Now that the Treasury has released, under the Freedom of Information Act, the conflicting advice behind what is now described as Gordon Brown's 1997 "pensions bombshell", a thoroughly predictable row has erupted. Brown should say sorry to millions of pensioners, claim his opponents, for ruining their old age.

In a parallel row, the Confederation of British Industry, in the guise of current director-general Richard Lambert and previous DG Lord Adair Turner - he of the Pensions Commission - is trying to quash the suggestion (by the Chancellor's side-kick Ed Balls) that some senior voices in the employers' organisation were all for the changes at the time.

I remember the period very well. I was then, and still am, a trustee of an occupational pension scheme.

I was deeply concerned about the consequences of the abolition of a tax credit which, by the start of the new millennium, would be taking around £5bn a year out of the collective income streams of pension funds, charities and other bodies not liable to income tax.

I said so publicly. I recall writing critically about the Chancellor's decision at the time. But 10 years on, the memory can play tricks. So I've gone back and reread what I wrote then. And the picture which emerges is much more complex than the simple story grabbing the headlines today of a chancellor in a hurry who taxed by stealth and robbed those with private pensions of their futures.

First, the abolition of dividend tax credit was not an end in itself. It was the consequence of a larger decision to abolish advance corporation tax.

Pre-1997 ACT was paid by companies on the gross dividend paid out each year. At the time Brown struck, ACT was paid at the rate of 20%.

Up until 1993 it had been paid at a rate of 25%. But one of Brown's Tory predecessors, Norman Lamont, had already tinkered with the system and cut it by a fifth.

Brown was, in a sense, simply finishing the job.

But that job wasn't just about tinkering with tax rates. It was about the inevitable trade-off, in all publicly-listed companies, between paying out bigger dividends to shareholders year-on-year and retaining an acceptable level of profits so that some of what a business earned could be re-invested in its future growth.

The prevailing rationale at the time was that companies owed their ultimate responsibility to shareholders and should adopt a progressive dividend policy, paying out more in real terms each year as corporate earnings increased. That would be good for all shareholders, but especially good for the dominant holders of equities - pension funds - because they could claim back that 20% ACT contribution made on their behalf from the Exchequer.

But the new Chancellor believed passionately in a fundamental shake-up in investment attitudes in Britain.

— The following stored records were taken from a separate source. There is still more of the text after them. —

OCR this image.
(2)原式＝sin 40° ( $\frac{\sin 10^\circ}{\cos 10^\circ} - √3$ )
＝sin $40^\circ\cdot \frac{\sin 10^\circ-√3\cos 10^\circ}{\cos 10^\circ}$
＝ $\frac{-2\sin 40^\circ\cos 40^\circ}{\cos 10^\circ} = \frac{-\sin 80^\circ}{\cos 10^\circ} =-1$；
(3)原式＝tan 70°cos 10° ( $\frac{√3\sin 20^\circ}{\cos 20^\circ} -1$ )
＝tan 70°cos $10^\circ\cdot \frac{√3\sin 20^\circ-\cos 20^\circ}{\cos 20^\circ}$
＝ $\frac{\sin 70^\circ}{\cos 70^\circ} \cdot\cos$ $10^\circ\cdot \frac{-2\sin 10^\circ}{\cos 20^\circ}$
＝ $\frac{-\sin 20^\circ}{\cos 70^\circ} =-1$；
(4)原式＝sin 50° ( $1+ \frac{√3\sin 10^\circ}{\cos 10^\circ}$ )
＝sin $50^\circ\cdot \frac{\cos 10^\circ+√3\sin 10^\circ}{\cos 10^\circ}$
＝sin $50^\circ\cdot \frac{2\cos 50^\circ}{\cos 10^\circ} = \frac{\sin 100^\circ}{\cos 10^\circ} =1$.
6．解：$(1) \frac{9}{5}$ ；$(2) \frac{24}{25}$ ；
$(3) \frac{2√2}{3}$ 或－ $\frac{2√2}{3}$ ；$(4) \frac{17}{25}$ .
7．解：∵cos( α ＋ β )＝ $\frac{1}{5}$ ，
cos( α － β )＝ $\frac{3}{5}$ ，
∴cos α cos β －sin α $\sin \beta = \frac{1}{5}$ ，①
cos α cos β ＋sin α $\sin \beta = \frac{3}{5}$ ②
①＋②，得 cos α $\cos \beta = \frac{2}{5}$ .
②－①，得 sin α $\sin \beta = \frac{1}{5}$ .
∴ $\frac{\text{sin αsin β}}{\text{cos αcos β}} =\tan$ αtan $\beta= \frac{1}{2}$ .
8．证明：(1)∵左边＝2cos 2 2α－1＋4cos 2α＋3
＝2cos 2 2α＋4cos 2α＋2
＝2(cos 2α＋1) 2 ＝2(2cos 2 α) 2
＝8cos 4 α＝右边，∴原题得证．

He wanted British companies to start matching the research and development spending of our main competitors. At the time we were investing between half and a quarter of what they were, in terms of percentage of total sales.

Historically, occupational pension schemes had been in surplus. Companies had even been taking extended pension contribution holidays. If there was a time to rebalance companies' responsibilities to shareholders and their commitment to future growth, this was it.

So, in his first Budget he abolished ACT and, as a consequence, removed the dividend tax credit too.

He also launched his £5bn windfall tax on the profits of the recenty privatised utilities. As a sweetener, he gave companies in general something back, by way of a 2p cut in corporation tax.

Some of us predicted big falls in stock markets if ACT went. Some of us even doubted whether the changes would trigger an investment boom. Just before that first Budget I wrote in The Herald: "Companies might find that rather than diverting spare cash into R&D they have to pump some of it into company pension schemes to repair the damage caused by the loss of the dividend tax credit".

But initially we were wrong. Despite the £10bn double whammy - the tax credit withdrawal and the windfall tax on the utilities - after that first Budget the stock market soared. On the first day, the Footsie climbed 80 points to a new record. It looked as if Gordon Brown would get away with it.

That he did not isn't just down to that so-called stealth tax on pension funds.

It's down to all sorts of other pressures which only became fully apparent later. The 1990s bull market, fuelled by the new technologies and a large dose of irrational exuberance, hit the ropes in 2000.

People were living longer. Lower prevailing inflation and lower investment returns were driving a coach and horses through past expectations of what any given pension pot would pay out. The abolition of the dividend tax credit was certainly damaging. But it was only one of many contributory factors for what has since turned into a very sorry story.